Closed thekid closed 1 year ago
Initial tests show everything works as expected when switching connections. Added this debugging code:
diff --git a/src/main/php/com/mongodb/io/Connection.class.php b/src/main/php/com/mongodb/io/Connection.class.php
index e6fbaa3..8d2563c 100755
--- a/src/main/php/com/mongodb/io/Connection.class.php
+++ b/src/main/php/com/mongodb/io/Connection.class.php
@@ -203,6 +203,14 @@ class Connection {
$r= $this->send(self::OP_MSG, "\x00\x00\x00\x00\x00", $sections);
if (1 === (int)$r['body']['ok']) return $r;
+\util\cmd\Console::writeLine(
+ '[MONGODB] Error ',
+ $this->address() === $this->server['primary'] ? 'primary::' : 'secondary::',
+ $this->address(),
+ ' -> ',
+ $r
+);
+
throw Error::newInstance($r['body']);
}
diff --git a/src/main/php/com/mongodb/io/Protocol.class.php b/src/main/php/com/mongodb/io/Protocol.class.php
index 9f66569..5fe671e 100755
--- a/src/main/php/com/mongodb/io/Protocol.class.php
+++ b/src/main/php/com/mongodb/io/Protocol.class.php
@@ -194,6 +194,13 @@ class Protocol {
foreach ($conn->server['hosts'] ?? [] as $host) {
if ($conn->server['primary'] !== $host) $this->nodes['secondary'][]= $host;
}
+
+\util\cmd\Console::writeLine(
+ '[MONGODB] Connected to ',
+ $candidate === $conn->server['primary'] ? 'primary::' : 'secondary::',
+ $candidate
+);
+
shuffle($this->nodes['secondary']);
} else if ($time - $conn->lastUsed >= $this->socketCheckInterval) {
try {
When switching connections, the following appear correctly in the console before issuing the write command:
[MONGODB] Connected to secondary::ac-vkfrdmv-shard-00-00.abc1234.mongodb.net:27017
[MONGODB] Connected to primary::ac-vkfrdmv-shard-00-02.abc1234.mongodb.net:27017
The first is from the initial connect, the second when a write context is established.

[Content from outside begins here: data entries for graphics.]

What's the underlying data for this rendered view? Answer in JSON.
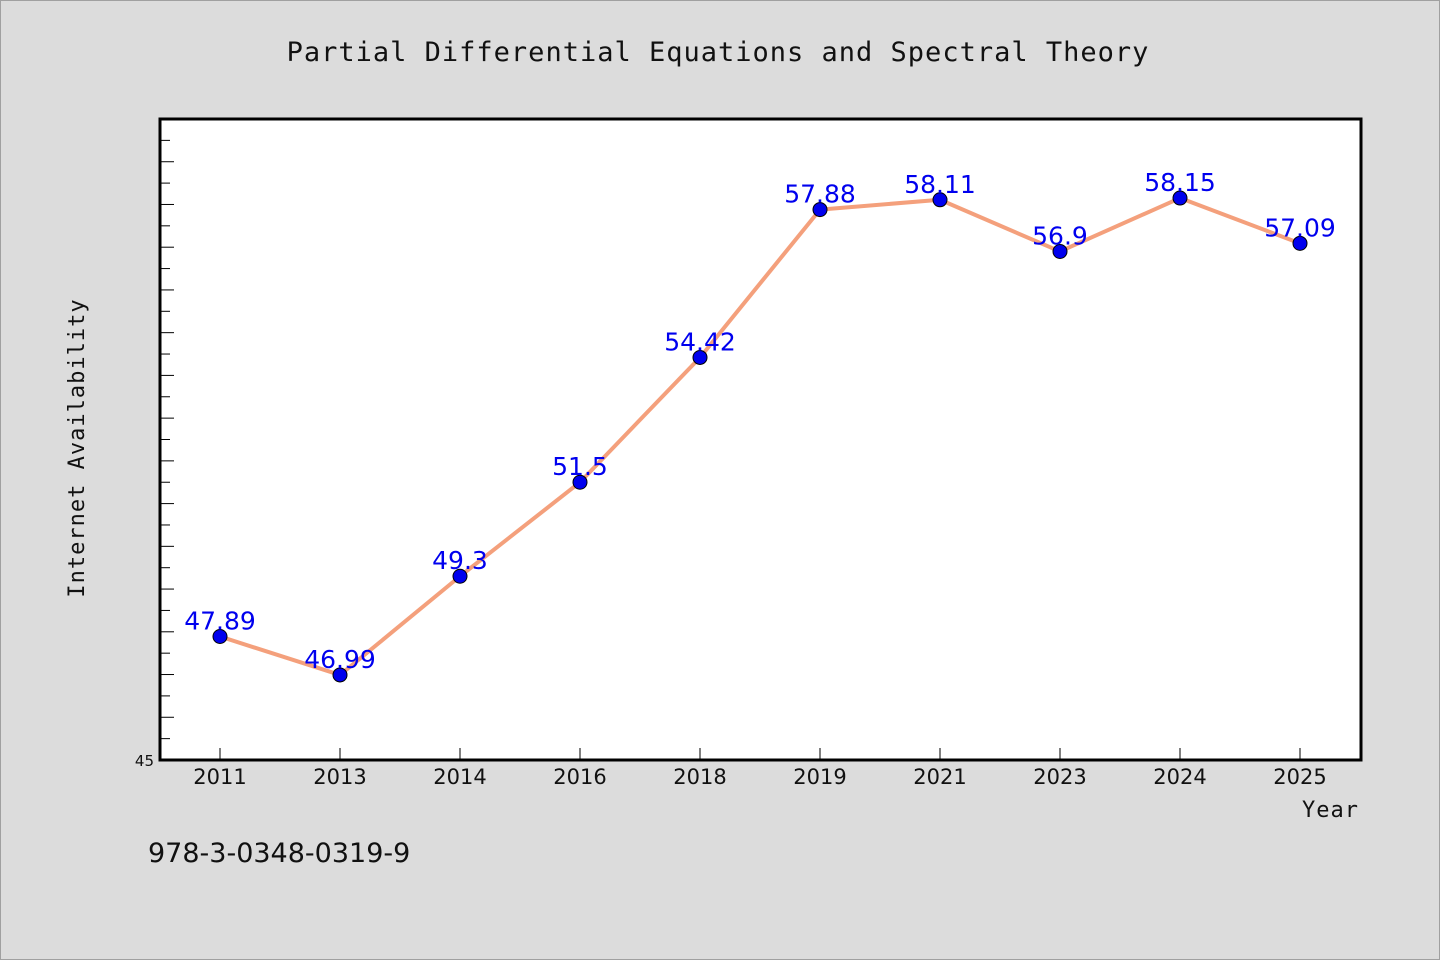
{
  "footer_text": "978-3-0348-0319-9",
  "colors": {
    "line": "#f4a07c",
    "marker": "#0000ee",
    "labels": "#0000ee",
    "plot_bg": "#ffffff",
    "page_bg": "#dcdcdc"
  },
  "chart_data": {
    "type": "line",
    "title": "Partial Differential Equations and Spectral Theory",
    "xlabel": "Year",
    "ylabel": "Internet Availability",
    "categories": [
      "2011",
      "2013",
      "2014",
      "2016",
      "2018",
      "2019",
      "2021",
      "2023",
      "2024",
      "2025"
    ],
    "series": [
      {
        "values": [
          47.89,
          46.99,
          49.3,
          51.5,
          54.42,
          57.88,
          58.11,
          56.9,
          58.15,
          57.09
        ]
      }
    ],
    "data_labels": [
      "47.89",
      "46.99",
      "49.3",
      "51.5",
      "54.42",
      "57.88",
      "58.11",
      "56.9",
      "58.15",
      "57.09"
    ],
    "ylim": [
      45,
      60
    ],
    "y_tick_labels": [
      "45"
    ],
    "grid": false,
    "legend": "none"
  }
}
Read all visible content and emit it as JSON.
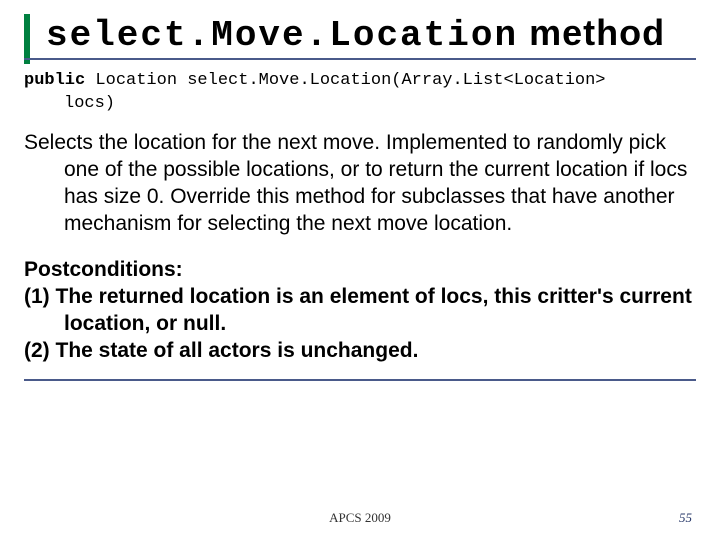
{
  "title": {
    "mono": "select.Move.Location",
    "tail": " method"
  },
  "signature": {
    "keyword": "public",
    "rest": " Location select.Move.Location(Array.List<Location>",
    "line2": "locs)"
  },
  "description": "Selects the location for the next move. Implemented to randomly pick one of the possible locations, or to return the current location if locs has size 0. Override this method for subclasses that have another mechanism for selecting the next move location.",
  "postconditions": {
    "heading": "Postconditions:",
    "item1": "(1) The returned location is an element of locs, this critter's current location, or null.",
    "item2": "(2) The state of all actors is unchanged."
  },
  "footer": {
    "center": "APCS 2009",
    "page": "55"
  },
  "colors": {
    "accent_green": "#008040",
    "rule_blue": "#4a5a8a",
    "background": "#ffffff"
  }
}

More testing doesn't show an immediate bug in the implementation and suggests that a primary re-election on the server side may lead to this situation:
Event | Client view | Server side situation |
---|---|---|
Client: Before | (n/a) | {Primary: A, Secondary: [B, C]} |
Client: Connect | {Primary: A, Secondary: [B, C]} | {Primary: A, Secondary: [B, C]} |
Remote: Primary change | {Primary: A, Secondary: [B, C]} | {Primary: B, Secondary: [A, C]} |
Client: Write | {Primary: A, Secondary: [B, C]} | {Primary: B, Secondary: [A, C]} |
The client has an inconsistent view of the server side situation and uses node A
for writing which it believes to be the primary, while in reality it's changed its role to a secondary.
An idea could be catch this specific error (any of the error codes categorized as "NotPrimaryError" here) and refresh the view into the cluster before retrying the write command.
Occurred when issuing a write command after a while of the process being idle. Seems reconnect handling does not work reliably.